Filmmaker Chloe Ruthven’s latest film, Jungle Sisters, follows her own sister, Orlanda, as she attempts to improve the working conditions of young rural factory-workers from within the system. The documentary was screened at the Frontline Club on Friday 17 July 2015, followed by a discussion with the filmmaker.
The film, Ruthven told the Frontline Club, was not intended to be an exposé of the working conditions in Indian garment factories.
“I’m interested in exploring aspects of the West or my heritage… I’m not interested as a white Londoner to go and make films about Indian people, there are enough Indian filmmakers and there are enough people who can do that,” she said.
However the film still showed, with unfettered access, many exploitative practices of the Indian garment industry, including the unlawful detention of workers by the factory bosses and sweatshop conditions.
“I did feel it was quite exciting to have something that could potentially be used against these corporations,” said Ruthven. “But then it’s my sister’s job on the line.”
Ruthven followed the journey that many young rural women in India take to become a factory worker.
“Everywhere we went there were these recruiting organisations going into [rural] villages,” Ruthven said. As part of a government-funded initiative, private companies recruit and train mostly young women from impoverished rural parts of India and place them in jobs at garment factories.

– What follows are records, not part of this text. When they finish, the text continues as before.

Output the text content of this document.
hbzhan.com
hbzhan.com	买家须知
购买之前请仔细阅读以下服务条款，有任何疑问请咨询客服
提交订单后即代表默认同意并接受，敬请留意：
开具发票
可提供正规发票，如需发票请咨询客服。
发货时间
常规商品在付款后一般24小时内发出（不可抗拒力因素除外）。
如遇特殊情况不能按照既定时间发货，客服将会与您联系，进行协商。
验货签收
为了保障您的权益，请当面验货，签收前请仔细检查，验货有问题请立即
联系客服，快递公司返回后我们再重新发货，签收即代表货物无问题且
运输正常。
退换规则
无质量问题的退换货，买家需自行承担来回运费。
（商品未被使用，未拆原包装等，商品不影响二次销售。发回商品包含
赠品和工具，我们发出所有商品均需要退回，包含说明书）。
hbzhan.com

“There would be very, very quiet villages and suddenly you’d have three different Jeeps all with loudspeakers from different organisations trying to get the young people into the training centres, into the cities. And it’s all government funded,” she said.
Many of these companies do not make any money unless the women they train stay in their city factory job for at least six months.

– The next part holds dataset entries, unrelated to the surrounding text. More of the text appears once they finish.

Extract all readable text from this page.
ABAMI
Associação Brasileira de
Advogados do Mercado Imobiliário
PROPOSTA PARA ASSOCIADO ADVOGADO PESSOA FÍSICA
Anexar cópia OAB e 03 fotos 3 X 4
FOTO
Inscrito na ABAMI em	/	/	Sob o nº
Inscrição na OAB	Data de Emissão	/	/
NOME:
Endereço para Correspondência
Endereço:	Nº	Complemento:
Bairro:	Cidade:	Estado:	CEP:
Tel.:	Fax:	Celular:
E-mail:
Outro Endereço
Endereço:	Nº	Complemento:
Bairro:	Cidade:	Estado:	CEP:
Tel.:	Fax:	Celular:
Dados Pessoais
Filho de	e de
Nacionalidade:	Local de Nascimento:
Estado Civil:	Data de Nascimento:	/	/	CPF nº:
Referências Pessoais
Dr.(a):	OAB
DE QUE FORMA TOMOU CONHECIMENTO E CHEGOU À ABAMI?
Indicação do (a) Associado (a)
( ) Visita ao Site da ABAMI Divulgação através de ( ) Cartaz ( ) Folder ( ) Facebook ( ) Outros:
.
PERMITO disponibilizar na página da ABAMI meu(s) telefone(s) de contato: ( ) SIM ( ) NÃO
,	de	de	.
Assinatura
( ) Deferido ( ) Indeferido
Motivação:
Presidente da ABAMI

Ruthven’s sister Orlanda was in the employment of one of these organisations, and one of Ruthven’s main concerns was that Orlanda, despite her good intentions, was complicit in the exploitation of the workers.
“If you are only accepting payment after six months then what are you doing to keep these girls in? If they’re unhappy what are you going to do about it?,” said Ruthven. “[Are you] going to lose your money? Of course not. They’re a small organisation that needs to keep it. So, you know, the whole thing was so dark.”

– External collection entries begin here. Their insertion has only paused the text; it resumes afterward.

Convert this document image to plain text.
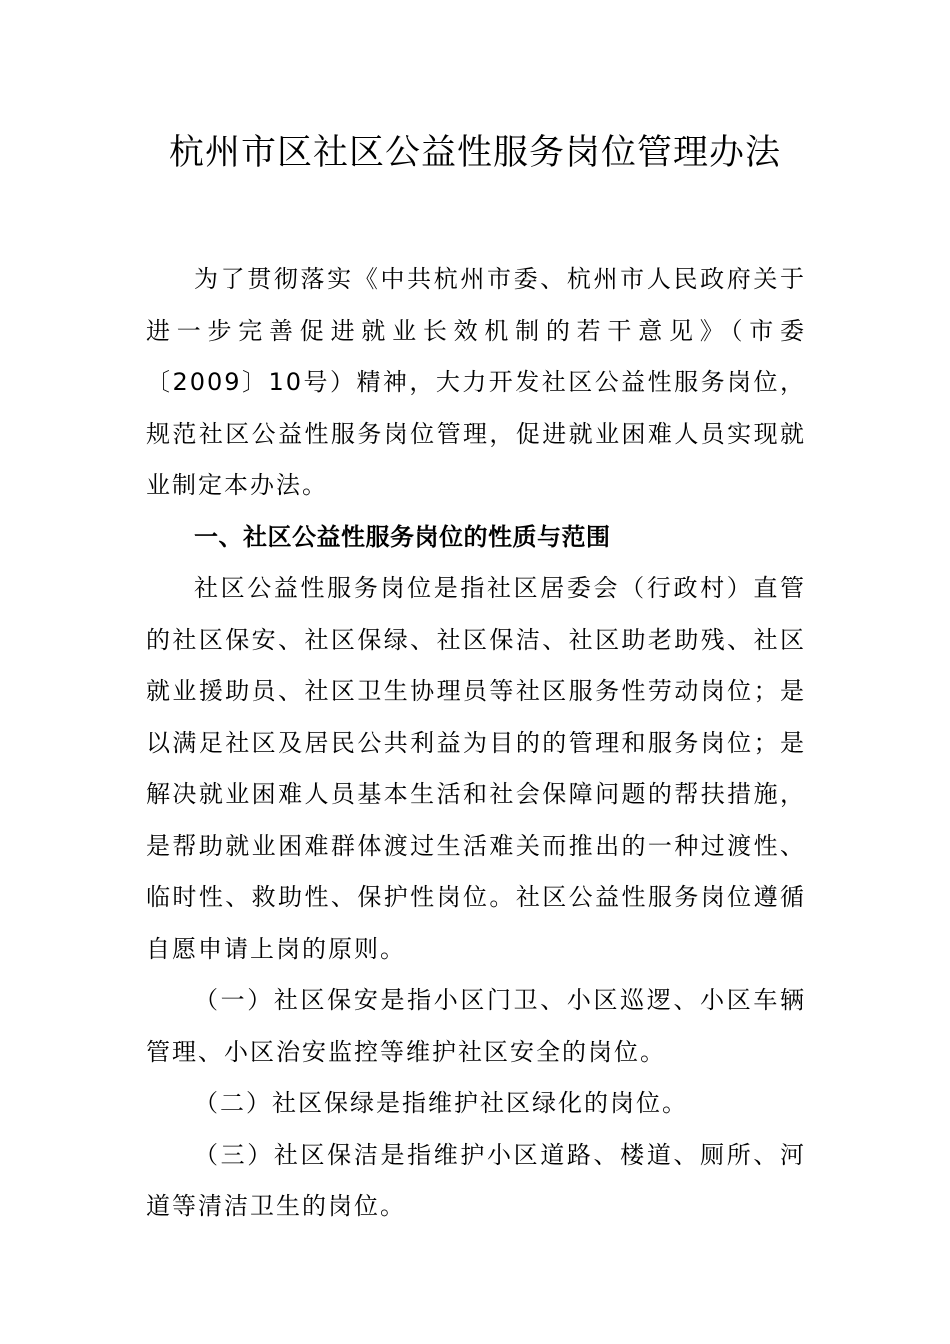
杭州市区社区公益性服务岗位管理办法

为了贯彻落实《中共杭州市委、杭州市人民政府关于进一步完善促进就业长效机制的若干意见》（市委〔2009〕10号）精神，大力开发社区公益性服务岗位，规范社区公益性服务岗位管理，促进就业困难人员实现就业制定本办法。

一、社区公益性服务岗位的性质与范围

社区公益性服务岗位是指社区居委会（行政村）直管的社区保安、社区保绿、社区保洁、社区助老助残、社区就业援助员、社区卫生协理员等社区服务性劳动岗位；是以满足社区及居民公共利益为目的的管理和服务岗位；是解决就业困难人员基本生活和社会保障问题的帮扶措施，是帮助就业困难群体渡过生活难关而推出的一种过渡性、临时性、救助性、保护性岗位。社区公益性服务岗位遵循自愿申请上岗的原则。

（一）社区保安是指小区门卫、小区巡逻、小区车辆管理、小区治安监控等维护社区安全的岗位。

（二）社区保绿是指维护社区绿化的岗位。

（三）社区保洁是指维护小区道路、楼道、厕所、河道等清洁卫生的岗位。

Coming to terms with her sister’s role in this industry was an important theme through both Ruthven’s film and her conversation with the Frontline Club audience.
“There’s such a cultural difference between what I was finding really difficult to see and badgering [Orlanda] about, which I did do quite a lot, and what she would get quite upset about,” she said.
The film explored the nuances of the industry that were apparent to Orlanda, but not obvious to Ruthven as an outsider. It would not be enough to simply film and expose evidence of the mistreatment. Instead Orlanda needed to think about the bigger picture, and that often meant taking things slow.
“I would say to Orlanda, ‘Well look we’ve got it, it’s bonded labour, let’s take it straight to the factory.’ And her line was ‘No, because I’d get booted out within seconds and nothing will change. So I need to find a way of sticking with this so I can shift things, I can get their freedoms […] If we can persuade this particular factory, that’s the second biggest factory in India and then we can work with other factories’.”
Patriarchy and culture played as much a part in the exploitation of female workers as the drive for profits. During one particular scene, Ruthven spoke to a security guard responsible for enforcing a curfew on the female factory workers. The guard explained his desire to protect the women from the real dangers of the city.
“When you hear the security man talking about [the women] as his daughters,” Ruthven said, “in one way part of me is horrified, and part of me quite loves him for it.” This patriarchy is a self-perpetuating problem that, in the film, Orlanda attempts to address.
Another grey area that Ruthven explores in her film is the potential for liberation that factory work can bring to rural women. “When you see two bright, really gorgeous girls like Bhanu and Bhutu [two of the films main protagonists], I wanted more than anything for them to get the hell out of the village,” said Ruthven.
“I found Bhutu’s mother really irritatingly oppressive… I just wanted [Bhutu] to have the same opportunities that young Indian boys would have.”
Ruthven was unsure as to whether the growth of the manufacturing sector in India will prove to be a liberating force for young rural women. “It’s an ongoing fight that [Orlanda] has with her bosses.”
However, Ruthven also wanted to bring the problem home with her film. “I only make work to show [in the UK]. I mean in a way I feel that my beef is with what we do, and with what I do.”
This form of exploitation does not just exist in the garment industry, Ruthven explained. “Every aspect of our life is like this, so either we’re throwing out the whole thing or we’re partaking in it,” she said.